Backup & Recovery

 View Only
  • 1.  Opendedup - New deduplication product - Question

    Posted Apr 28, 2010 02:15 AM

    Good Evening Everyone,

    A new open source project is out which is named Opendedup. The product has a file system that performs automatic inline and batch deduplication when data is copied or written to its file system.
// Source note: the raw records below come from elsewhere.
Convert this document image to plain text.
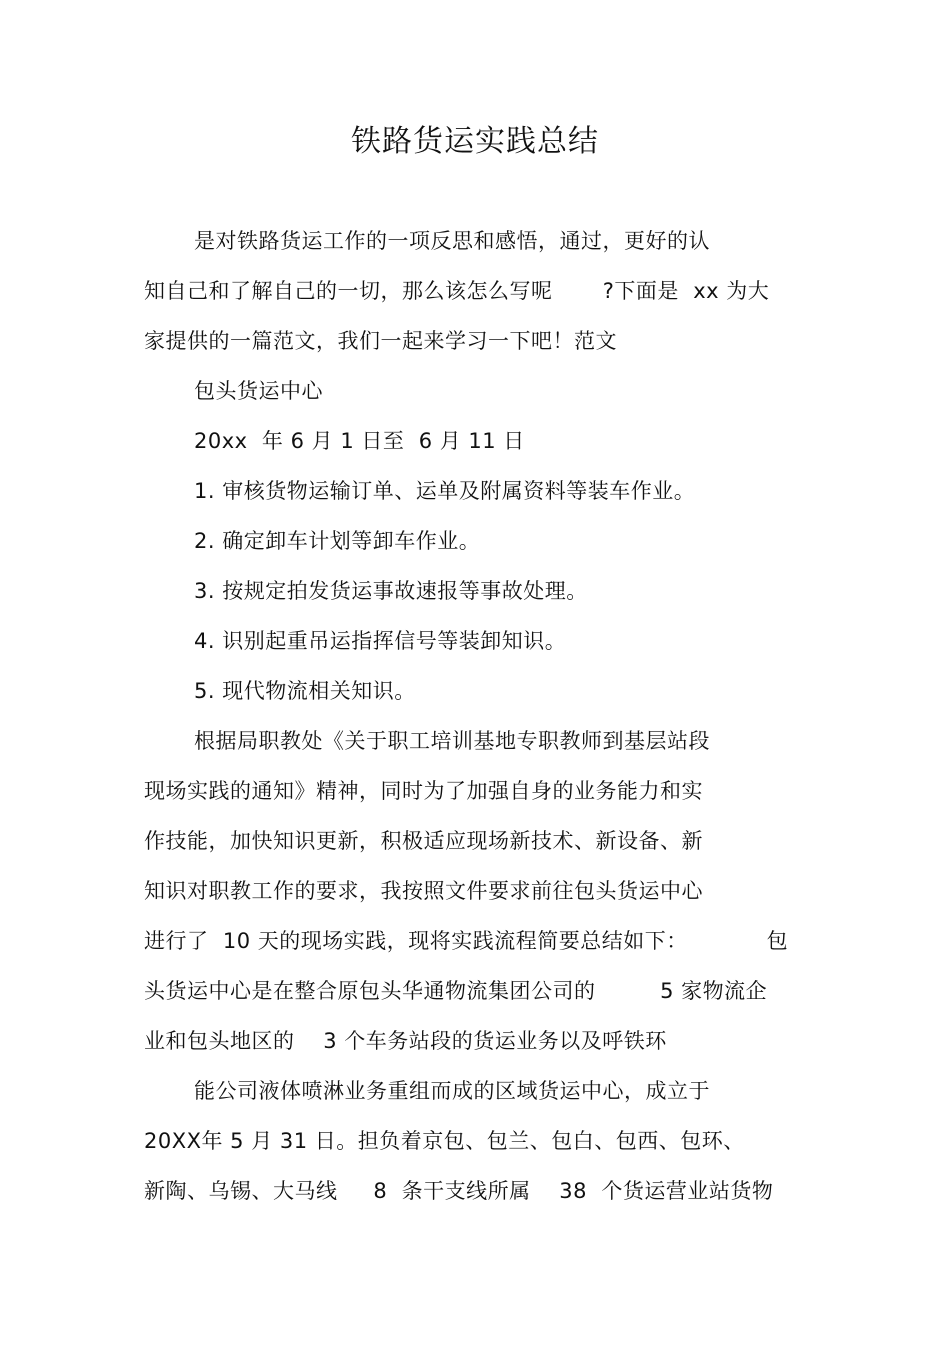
铁路货运实践总结
是对铁路货运工作的一项反思和感悟，通过，更好的认
知自己和了解自己的一切，那么该怎么写呢       ?下面是  xx 为大
家提供的一篇范文，我们一起来学习一下吧！范文
包头货运中心
20xx  年 6 月 1 日至  6 月 11 日
1. 审核货物运输订单、运单及附属资料等装车作业。
2. 确定卸车计划等卸车作业。
3. 按规定拍发货运事故速报等事故处理。
4. 识别起重吊运指挥信号等装卸知识。
5. 现代物流相关知识。
根据局职教处《关于职工培训基地专职教师到基层站段
现场实践的通知》精神，同时为了加强自身的业务能力和实
作技能，加快知识更新，积极适应现场新技术、新设备、新
知识对职教工作的要求，我按照文件要求前往包头货运中心
进行了  10 天的现场实践，现将实践流程简要总结如下：           包
头货运中心是在整合原包头华通物流集团公司的         5 家物流企
业和包头地区的    3 个车务站段的货运业务以及呼铁环
能公司液体喷淋业务重组而成的区域货运中心，成立于
20XX年 5 月 31 日。担负着京包、包兰、包白、包西、包环、
新陶、乌锡、大马线     8  条干支线所属    38  个货运营业站货物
The Linux based file system is called SDFS. The product claims it can perform successful VMDK deduplication WITHOUT using the vStorage API.

    My question is can a vmware virtual machine be successfully deduplicated without using the vStorage API?

    Thanks

    Steve



  • 2.  RE: Opendedup - New deduplication product - Question

    Posted Apr 28, 2010 06:27 AM

    My question is can a vmware virtual machine be successfully deduplicated without using the vStorage API?
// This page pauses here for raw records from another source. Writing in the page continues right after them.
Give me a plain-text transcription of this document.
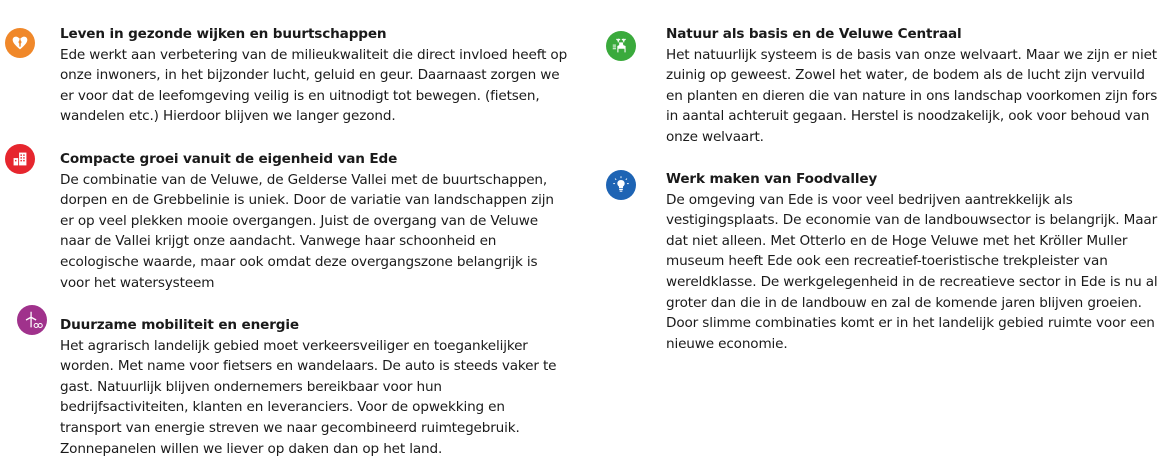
Leven in gezonde wijken en buurtschappen
Ede werkt aan verbetering van de milieukwaliteit die direct invloed heeft op onze inwoners, in het bijzonder lucht, geluid en geur. Daarnaast zorgen we er voor dat de leefomgeving veilig is en uitnodigt tot bewegen. (fietsen, wandelen etc.) Hierdoor blijven we langer gezond.
Compacte groei vanuit de eigenheid van Ede
De combinatie van de Veluwe, de Gelderse Vallei met de buurtschappen, dorpen en de Grebbelinie is uniek. Door de variatie van landschappen zijn er op veel plekken mooie overgangen. Juist de overgang van de Veluwe naar de Vallei krijgt onze aandacht. Vanwege haar schoonheid en ecologische waarde, maar ook omdat deze overgangszone belangrijk is voor het watersysteem
Duurzame mobiliteit en energie
Het agrarisch landelijk gebied moet verkeersveiliger en toegankelijker worden. Met name voor fietsers en wandelaars. De auto is steeds vaker te gast. Natuurlijk blijven ondernemers bereikbaar voor hun bedrijfsactiviteiten, klanten en leveranciers. Voor de opwekking en transport van energie streven we naar gecombineerd ruimtegebruik. Zonnepanelen willen we liever op daken dan op het land.
Natuur als basis en de Veluwe Centraal
Het natuurlijk systeem is de basis van onze welvaart. Maar we zijn er niet zuinig op geweest. Zowel het water, de bodem als de lucht zijn vervuild en planten en dieren die van nature in ons landschap voorkomen zijn fors in aantal achteruit gegaan. Herstel is noodzakelijk, ook voor behoud van onze welvaart.
Werk maken van Foodvalley
De omgeving van Ede is voor veel bedrijven aantrekkelijk als vestigingsplaats. De economie van de landbouwsector is belangrijk. Maar dat niet alleen. Met Otterlo en de Hoge Veluwe met het Kröller Muller museum heeft Ede ook een recreatief-toeristische trekpleister van wereldklasse. De werkgelegenheid in de recreatieve sector in Ede is nu al groter dan die in de landbouw en zal de komende jaren blijven groeien. Door slimme combinaties komt er in het landelijk gebied ruimte voor een nieuwe economie.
    Those API are for backup operation.

    One on the interesting function is the change block tracking that permit an "increamental" VM download.

    I'm not sure that exist a native function to do a block "de-duplication"?!

    You can dedupe a VM backup also on the backup server, also without those API but this mean that you have first to "download" the entire VM (like VCB mode).

    Note that for running VMs there can be a second de-duplication level.

    In this case if your storage can provide this function, then the VMs will benefit of deduplication (also on old ESX).

    Andre



  • 3.  RE: Opendedup - New deduplication product - Question

    Posted Apr 29, 2010 09:51 PM

    So basically you can dedupe a vmdk file without using the vStorage API?

    Thanks

    Steve



  • 4.  RE: Opendedup - New deduplication product - Question

    Posted Apr 30, 2010 05:19 AM

    Yes, you can dedupe the blocks of the vmdk at the storage level.

    For example, by using NetApp.

    Andre



  • 5.  RE: Opendedup - New deduplication product - Question

    Posted Apr 30, 2010 12:35 PM

    Hi,

    Without knowing anything about opendedup, but just going on what you described here, then the answer is YES, sure your VM can use deduplication techniques, but only on guest level on the current VM.

    That's what you are saying, it utilizes its own file system which handles the deduplication.

    So basically the OS is unaware of the virtualisation layer and does handle the deduplication within the file system.

    It would work exactly the same if it was directly running on hardware without a virtualisation layer.

    As the deduplication works on hardware, it will also work for VMDK files.

    How well it does that at VMDK level is the question and I have no idea without testing.

    The vStorage API works on a higher level as this and is normally not invoked from a guest OS directly, it is more common to be used from a management VM or host, such as a backup VM.

    Hope this helps,



    --
    Wil
    _____________________________________________________
    VI-Toolkit & scripts wiki at http://www.vi-toolkit.com

    Contributing author at blog www.planetvm.net

    Twitter: @wilva



  • 6.  RE: Opendedup - New deduplication product - Question

    Posted Apr 30, 2010 11:32 PM

    That's just what I thought. I have suggested to the author of Opendedup, that the vStorage API should be used within the SDFS. (which is the deduplicated file system.) So I guess when backups are performed, then one would expect multiple VMDK files of lighter sizes? Or maybe that would depend on how the Opendedup system works.

    Thanks

    Steve



  • 7.  RE: Opendedup - New deduplication product - Question

    Posted May 29, 2011 09:12 PM

    Anyone considered this - use 2 ESX Hosts with local Storage and 2 Linux VM with DRBD and SDFS on a per NFS exportet Datastore. This would be a awesome cheap Cluster.